Concertation nationale sur l’énergie et le climat
Le point de vue de QUATRE PATTES sur les documents de planification énergie climat soumis à la concertation
Stratégie nationale pour l’alimentation, la nutrition et le climat : Accompagner l’évolution des régimes alimentaires vers le moins et mieux de produits d’origine animale
La transition du modèle agricole que QUATRE PATTES appelle de ses vœux requiert une transformation des habitudes alimentaires. La réduction de la consommation de produits d’origine animale est une condition sine qua non à la réduction du nombre d’animaux élevés dans les élevages industriels, afin d’éviter de consommer des viandes importées.
Dans sa version de travail, la SNANC prévoit un objectif de réduction de la consommation de produits d’origine animale, lequel serait en cours d’arbitrage par les ministères. Il est essentiel qu’il soit maintenu ! Avec 30 % de la viande consommée en France importée (dont plus de 50 % de la viande de poulet et de la viande ovine) et des productions animales largement dépendantes des importations d’intrants, la réduction de la consommation de produits d’origine animale ne devrait pas être un tabou. Au contraire, celle-ci devrait être considéré comme l’un des leviers de protection de notre souveraineté alimentaire et de réduction de l’empreinte environnementale du secteur agricole.
La SNANC a le potentiel d’accompagner au mieux cette transition de régime alimentaire. La version de travail offre des solutions concrètes aux consommateurs comme au monde agricole, que ce soit en veillant à un partage plus équitable de la valeur ou en régulant davantage la grande distribution, les industries agroalimentaires et la restauration commerciale.
QUATRE PATTES demande la mise en consultation de la SNANC dans les plus brefs délais. Nous recommandons de :
- Fixer un cap clair pour l’évolution des régimes alimentaires.
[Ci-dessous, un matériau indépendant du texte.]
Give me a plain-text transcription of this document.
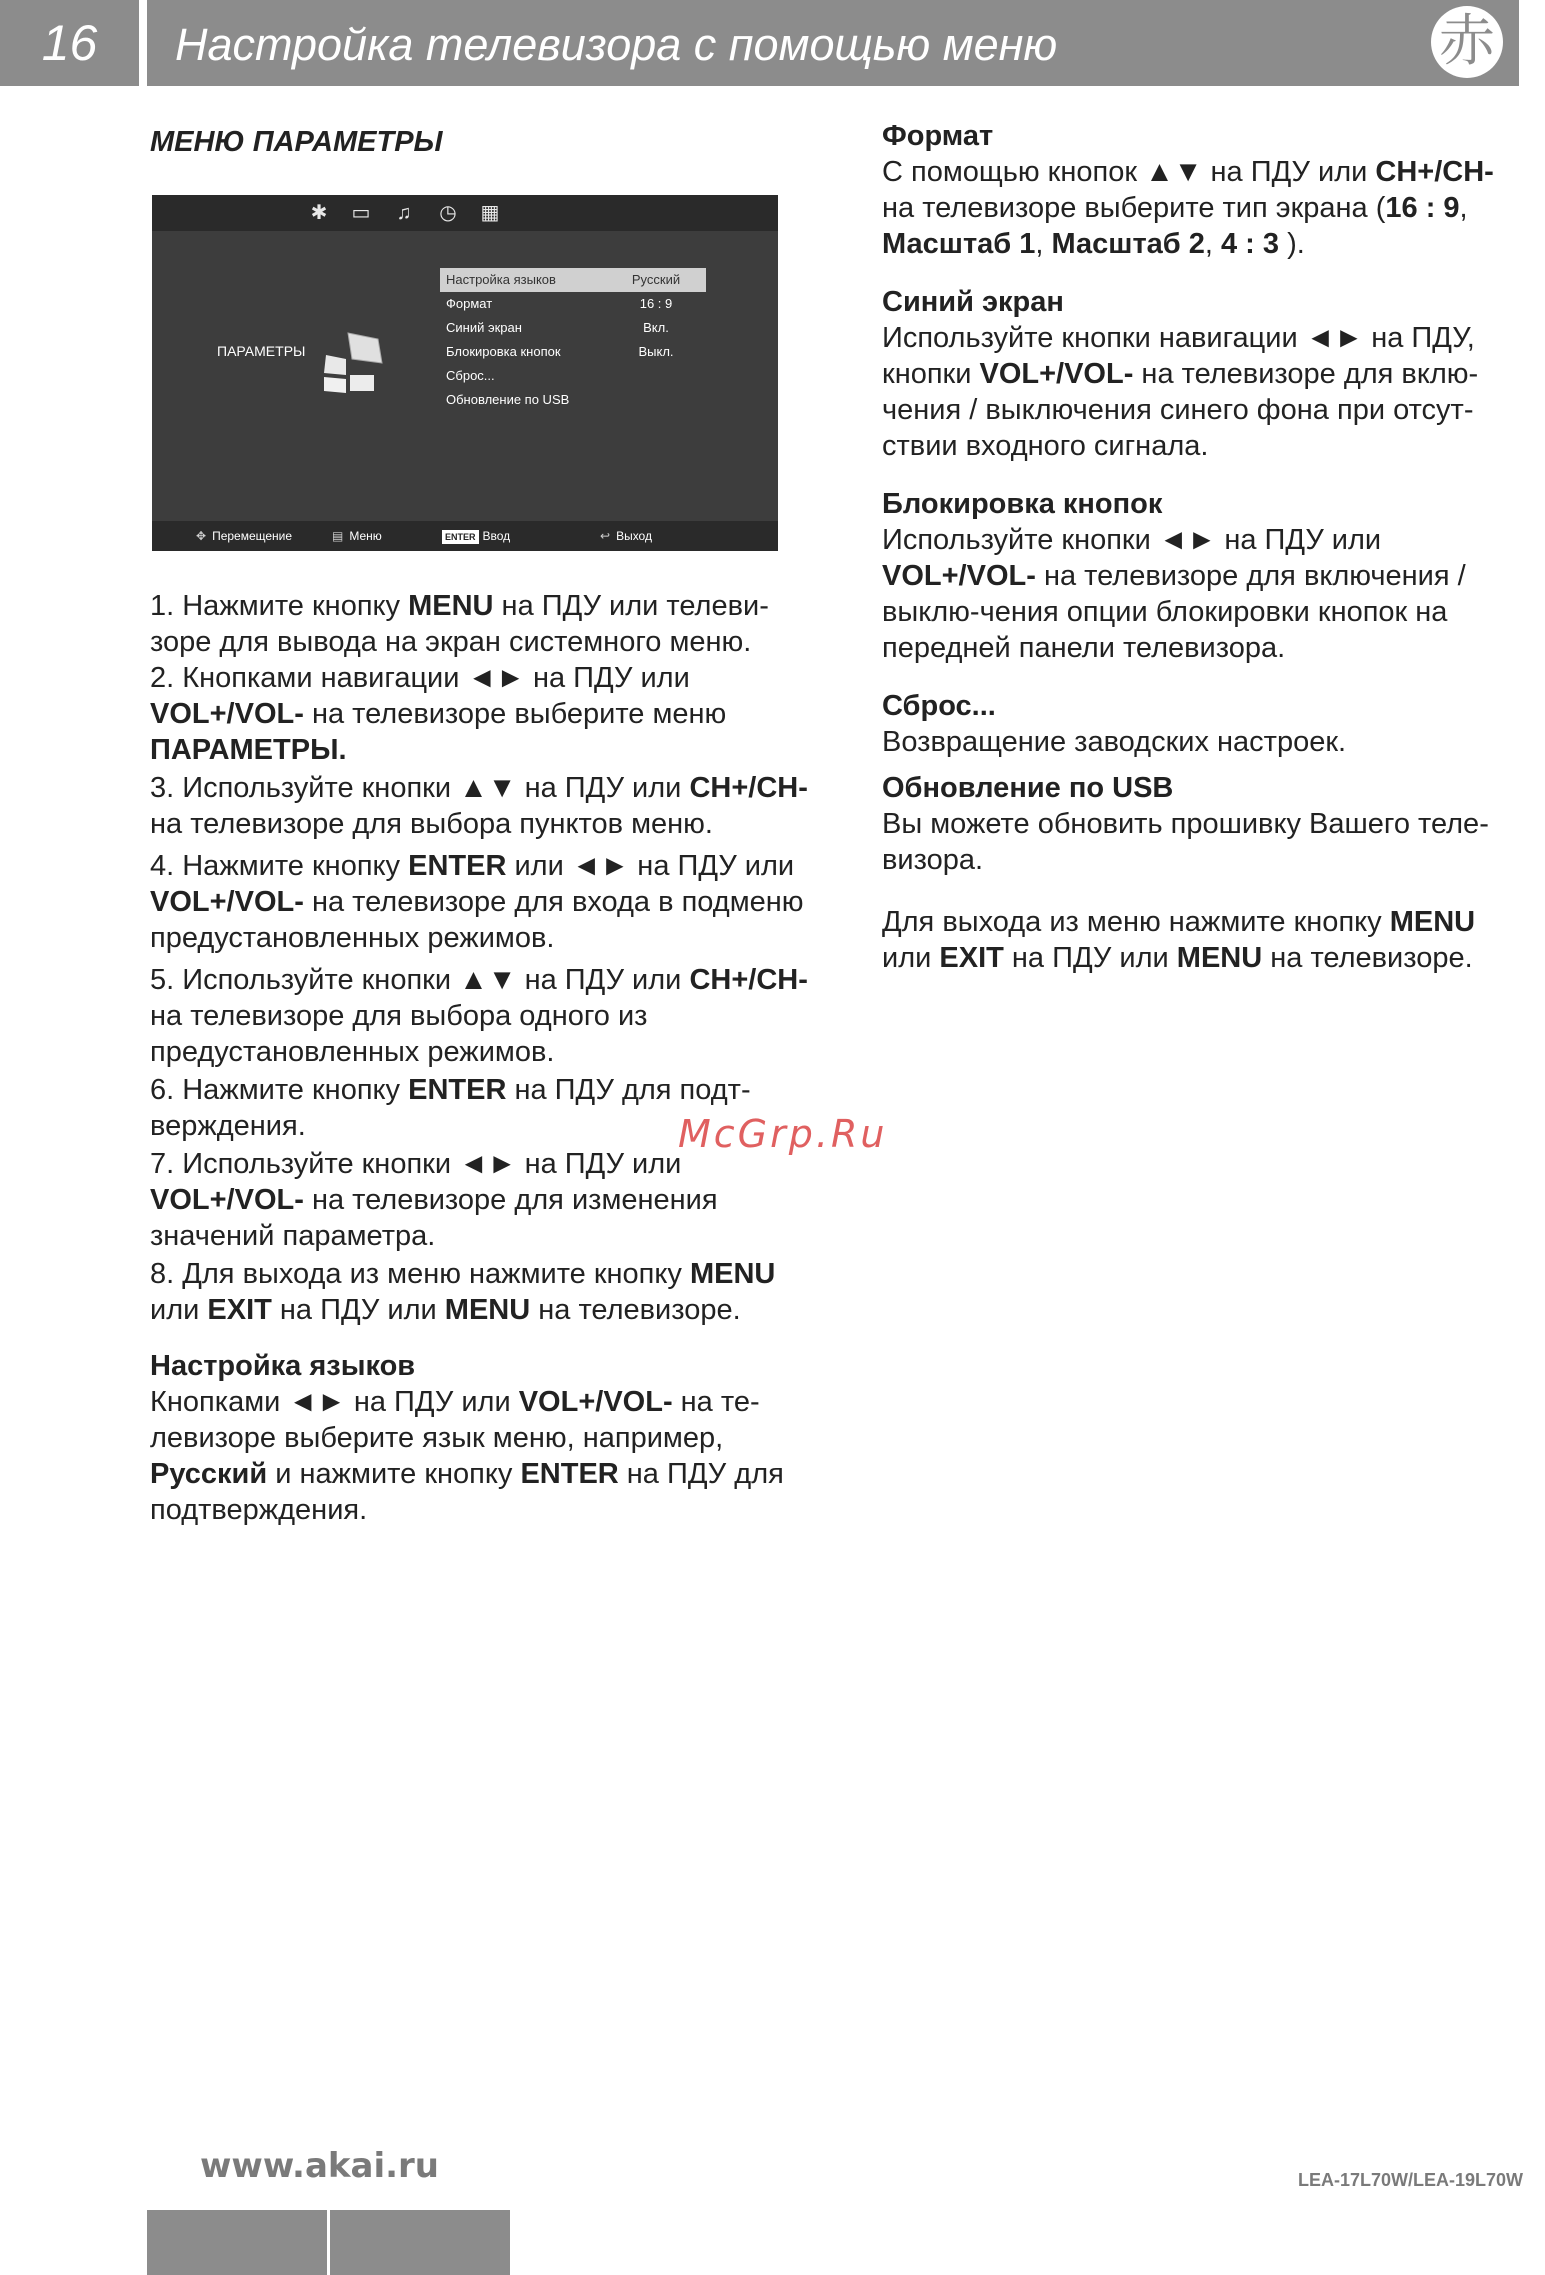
16	Настройка телевизора с помощью меню	赤
МЕНЮ ПАРАМЕТРЫ
✱ ▭ ♫ ◷ ▦
ПАРАМЕТРЫ
Настройка языков	Русский
Формат	16 : 9
Синий экран	Вкл.
Блокировка кнопок	Выкл.
Сброс...
Обновление по USB
✥ Перемещение	▤ Меню	ENTER Ввод	↩ Выход

1. Нажмите кнопку MENU на ПДУ или телеви-зоре для вывода на экран системного меню.

2. Кнопками навигации ◄► на ПДУ или VOL+/VOL- на телевизоре выберите меню ПАРАМЕТРЫ.

3. Используйте кнопки ▲▼ на ПДУ или CH+/CH- на телевизоре для выбора пунктов меню.

4. Нажмите кнопку ENTER или ◄► на ПДУ или VOL+/VOL- на телевизоре для входа в подменю предустановленных режимов.

5. Используйте кнопки ▲▼ на ПДУ или CH+/CH- на телевизоре для выбора одного из предустановленных режимов.

6. Нажмите кнопку ENTER на ПДУ для подт-верждения.

7. Используйте кнопки ◄► на ПДУ или VOL+/VOL- на телевизоре для изменения значений параметра.

8. Для выхода из меню нажмите кнопку MENU или EXIT на ПДУ или MENU на телевизоре.

Настройка языков

Кнопками ◄► на ПДУ или VOL+/VOL- на те-левизоре выберите язык меню, например, Русский и нажмите кнопку ENTER на ПДУ для подтверждения.

Формат

С помощью кнопок ▲▼ на ПДУ или CH+/CH- на телевизоре выберите тип экрана (16 : 9, Масштаб 1, Масштаб 2, 4 : 3 ).

Синий экран

Используйте кнопки навигации ◄► на ПДУ, кнопки VOL+/VOL- на телевизоре для вклю-чения / выключения синего фона при отсут-ствии входного сигнала.

Блокировка кнопок

Используйте кнопки ◄► на ПДУ или VOL+/VOL- на телевизоре для включения / выклю-чения опции блокировки кнопок на передней панели телевизора.

Сброс...

Возвращение заводских настроек.

Обновление по USB

Вы можете обновить прошивку Вашего теле-визора.

Для выхода из меню нажмите кнопку MENU или EXIT на ПДУ или MENU на телевизоре.

McGrp.Ru
www.akai.ru	LEA-17L70W/LEA-19L70W
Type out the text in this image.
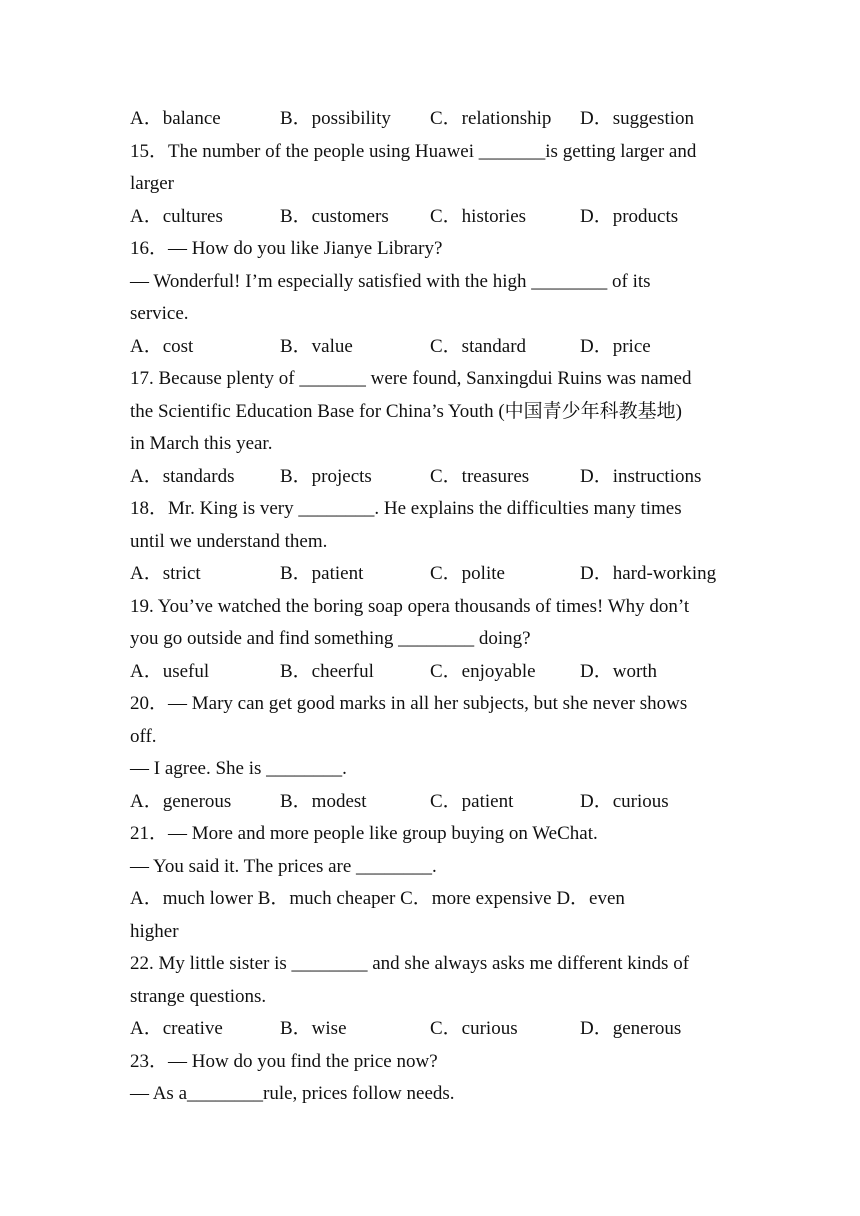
A．balance	B．possibility C．relationship D．suggestion
15．The number of the people using Huawei _______is getting larger and
larger
A．cultures	B．customers C．histories	D．products
16．— How do you like Jianye Library?
— Wonderful! I’m especially satisfied with the high ________ of its
service.
A．cost	B．value	C．standard	D．price
17. Because plenty of _______ were found, Sanxingdui Ruins was named
the Scientific Education Base for China’s Youth (中国青少年科教基地)
in March this year.
A．standards B．projects	C．treasures	D．instructions
18．Mr. King is very ________. He explains the difficulties many times
until we understand them.
A．strict	B．patient	C．polite	D．hard-working
19. You’ve watched the boring soap opera thousands of times! Why don’t
you go outside and find something ________ doing?
A．useful	B．cheerful	C．enjoyable D．worth
20．— Mary can get good marks in all her subjects, but she never shows
off.
— I agree. She is ________.
A．generous	B．modest	C．patient	D．curious
21．— More and more people like group buying on WeChat.
— You said it. The prices are ________.
A．much lower B．much cheaper C．more expensive D．even
higher
22. My little sister is ________ and she always asks me different kinds of
strange questions.
A．creative	B．wise	C．curious	D．generous
23．— How do you find the price now?
— As a________rule, prices follow needs.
Le Haut Conseil pour le Climat recommande une baisse d’au moins 30 % de la consommation de produits d'origine animale à horizon 2050. Par ailleurs, QUATRE PATTES a estimé que pour se conformer avec les recommandations du Planetary Health Diet de la commission Eat-Lancet, la consommation de viande en France devrait réduire de 74 %.
- Revoir les recommandations nutritionnelles du Programme National Nutrition Santé pour intégrer les enjeux environnementaux et de bien-être animal.
- Renforcer le soutien à la restauration collective et aux projets alimentaires territoriaux pour augmenter la part des produits durables et de qualité ainsi que des alternatives végétales, tout en fournissant des débouchés rémunérateurs aux agriculteurs et agricultrices en France.
- Programmer des mesures contraignantes pour améliorer l’offre et les environnements alimentaires, notamment par l’adoption de normes pour réguler le secteur économique (grande et moyenne distribution, restauration hors domicile...) ainsi que les offres publicitaires et marketing.
- Imposer la transparence sur les marges des industries agroalimentaires et des distributeurs. Ceci permettrait de veiller à une meilleure rémunération des agriculteurs et agricultrices. Cela éviterait également les surmarges sur les produits labellisés, contribuant à les rendre plus accessibles pour les consommateurs.
- Limiter les importations et promouvoir la consommation de produits durables, de qualité et respectueux du bien-être animal. QUATRE PATTES considère que les accords de libre-échange ne devraient être adoptés que si des mesures imposent réciproquement les mêmes normes sanitaires, sociales, environnementales et de bien-être animal sur les biens échangés entre eux (clause miroir).